In der Stube deutet Alles auf ein eben stattgefundenes Fest hin. Wein und Backwerk und mancherlei Speisereste stehen auf der sauber gedeckten, noch von Wachskerzen erleuchteten Tafel. Weiße Gardinen hangen an den Fenstern herab. Guirlanden ziehen sich zwischen durch; zwischen Weingläsern und den Symbolen des Zechgelags sind Blumen, in dieser Jahreszeit (28. zum 29. März) noch etwas seltenes, reichlich umhergestreut. Phantasterei wie in einer Gaukelbude ringsum.

Der Schwerverletzte konnte, da die Kinnladen und die Zunge unversehrt waren, noch sprechen.
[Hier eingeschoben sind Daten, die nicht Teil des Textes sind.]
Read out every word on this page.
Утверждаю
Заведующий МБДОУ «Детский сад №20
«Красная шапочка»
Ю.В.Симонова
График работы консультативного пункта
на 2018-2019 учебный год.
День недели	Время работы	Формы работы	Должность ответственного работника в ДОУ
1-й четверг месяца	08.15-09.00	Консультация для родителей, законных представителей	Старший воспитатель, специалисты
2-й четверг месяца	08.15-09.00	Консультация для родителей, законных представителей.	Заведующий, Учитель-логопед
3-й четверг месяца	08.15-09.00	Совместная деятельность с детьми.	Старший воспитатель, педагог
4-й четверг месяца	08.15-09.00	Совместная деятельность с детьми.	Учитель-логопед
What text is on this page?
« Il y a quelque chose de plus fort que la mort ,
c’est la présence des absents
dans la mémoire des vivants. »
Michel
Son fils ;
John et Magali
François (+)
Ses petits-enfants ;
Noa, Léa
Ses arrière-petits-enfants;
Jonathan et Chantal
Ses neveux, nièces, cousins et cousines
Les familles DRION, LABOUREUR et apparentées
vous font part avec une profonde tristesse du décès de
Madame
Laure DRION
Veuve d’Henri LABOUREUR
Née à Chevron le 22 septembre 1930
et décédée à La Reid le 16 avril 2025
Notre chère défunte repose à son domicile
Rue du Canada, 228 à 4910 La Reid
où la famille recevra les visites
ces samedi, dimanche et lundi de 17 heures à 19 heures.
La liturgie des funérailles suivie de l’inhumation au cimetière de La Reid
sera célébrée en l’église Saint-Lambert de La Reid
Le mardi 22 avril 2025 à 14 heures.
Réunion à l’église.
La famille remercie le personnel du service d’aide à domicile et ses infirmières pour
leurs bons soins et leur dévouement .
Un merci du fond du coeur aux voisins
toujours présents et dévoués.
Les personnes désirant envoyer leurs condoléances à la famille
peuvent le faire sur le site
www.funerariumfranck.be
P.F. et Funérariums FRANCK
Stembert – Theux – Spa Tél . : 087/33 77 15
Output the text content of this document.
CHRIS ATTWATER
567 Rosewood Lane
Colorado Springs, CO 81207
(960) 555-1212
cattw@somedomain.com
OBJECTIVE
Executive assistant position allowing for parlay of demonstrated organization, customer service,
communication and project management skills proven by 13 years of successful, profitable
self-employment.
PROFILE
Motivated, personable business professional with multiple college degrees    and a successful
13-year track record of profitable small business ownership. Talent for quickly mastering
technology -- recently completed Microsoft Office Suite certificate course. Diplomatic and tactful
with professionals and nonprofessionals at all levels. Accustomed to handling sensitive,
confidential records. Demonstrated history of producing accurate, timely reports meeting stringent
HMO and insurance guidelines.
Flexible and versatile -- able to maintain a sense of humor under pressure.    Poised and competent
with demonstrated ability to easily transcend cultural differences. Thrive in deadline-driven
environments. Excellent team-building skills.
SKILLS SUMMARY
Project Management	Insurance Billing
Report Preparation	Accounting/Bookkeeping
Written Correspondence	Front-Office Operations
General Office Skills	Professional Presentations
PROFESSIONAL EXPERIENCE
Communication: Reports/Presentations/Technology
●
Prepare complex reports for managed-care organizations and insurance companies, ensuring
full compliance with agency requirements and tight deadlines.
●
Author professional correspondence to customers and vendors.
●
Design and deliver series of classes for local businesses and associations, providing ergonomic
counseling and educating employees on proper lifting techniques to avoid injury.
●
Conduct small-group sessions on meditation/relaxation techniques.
Auf Befragen erzählte er, wie er und seine erwählte Lebensgefährtin in Folge ihrer verwickelten Lage diesen Tod beschlossen hätten. Dazu hätten sie vorerst seinen Geburtstag und das Vereinigungsfest für das Jenseits gefeiert, da die Kirche, eines Hindernisses wegen, sie noch nicht einsegnen konnte. Schlag zwölf Uhr hatten sie sich Beide auf sein Commando (er war Unteroffizier gewesen) erschießen wollen; aber seine Braut habe, so wie er ihr das Pistol gereicht hatte, nicht gewartet, um den rechten Augenblick nicht zu verlieren (vielleicht auch im Rausche), und hatte losgedrückt. Welche Nacht! Ueberrascht und sich vor dem furchtbar zerschmetterten Kopfe der Frau entsetzend, habe er gezittert, und sich nun fehlgeschossen. – Er wurde bald darauf in eine Heilanstalt gebracht.

Bei näherer Untersuchung dieses interessanten Falles fand sich bald, daß dieses Weib, von dem jener frevelnde Gedanke übrigens ausgegangen war, wohl gutmüthig, aber auch schwach und höchst leichtsinnig gewesen war. Durch Eitelkeit war sie gefallen und entsittlicht worden; weibliches Gefühl, Bescheidenheit und Scham waren erstickt worden, und zwar hatte da von frühe an die unselige Lectüre der obszönsten Romane das Meiste vermocht. Ihr ganzes Wesen war exaltirt und verzerrt worden; Arbeitsscheu und Gemeinheit wurden beschönigt mit den Scheintugenden ihrer gepriesenen „Spieß’schen, Miller’schen und Clauren’schen Heroen,“ in denen sich Rohheit und Albernheit mischt. Ihre etwaigen Gewissensbedenken wurden durch den angelebten Glauben an ein unabänderliches Fatum niedergeschlagen; von ihrem ersten rechtlichen Mann ließ sie sich scheiden, und hing diesem wüsten Menschen an. Um das Ende der Wahnwitzigen sollte aber der Festschmuck, die Brautgewandung, das Kerzenlicht und der Blumenduft, ein aufgeschlagenes Gesangbuch und drei Briefe (an die Behörden und den geschiedenen Ehemann) einen gewissen Heiligenschein verbreiten; sie wollte als eine schwärmerische Himmelsbraut gefunden sein, wie es ihr [596] der Fabrikant aller Albernheiten, jener Spieß, vorgezaubert hatte, indeß sie doch bei allen Widersprüchen in den Augen aller Vernünftigen als eine elende, verworfene Creatur galt. –

Wie viel haben Lehrer, Gemeindevorstände und Volksberather, namentlich in Fabrikgegenden und auf dem flachen Lande in der Hand. Eine gesunde Lectüre nützt schneller und sicherer, als vieles – Andere.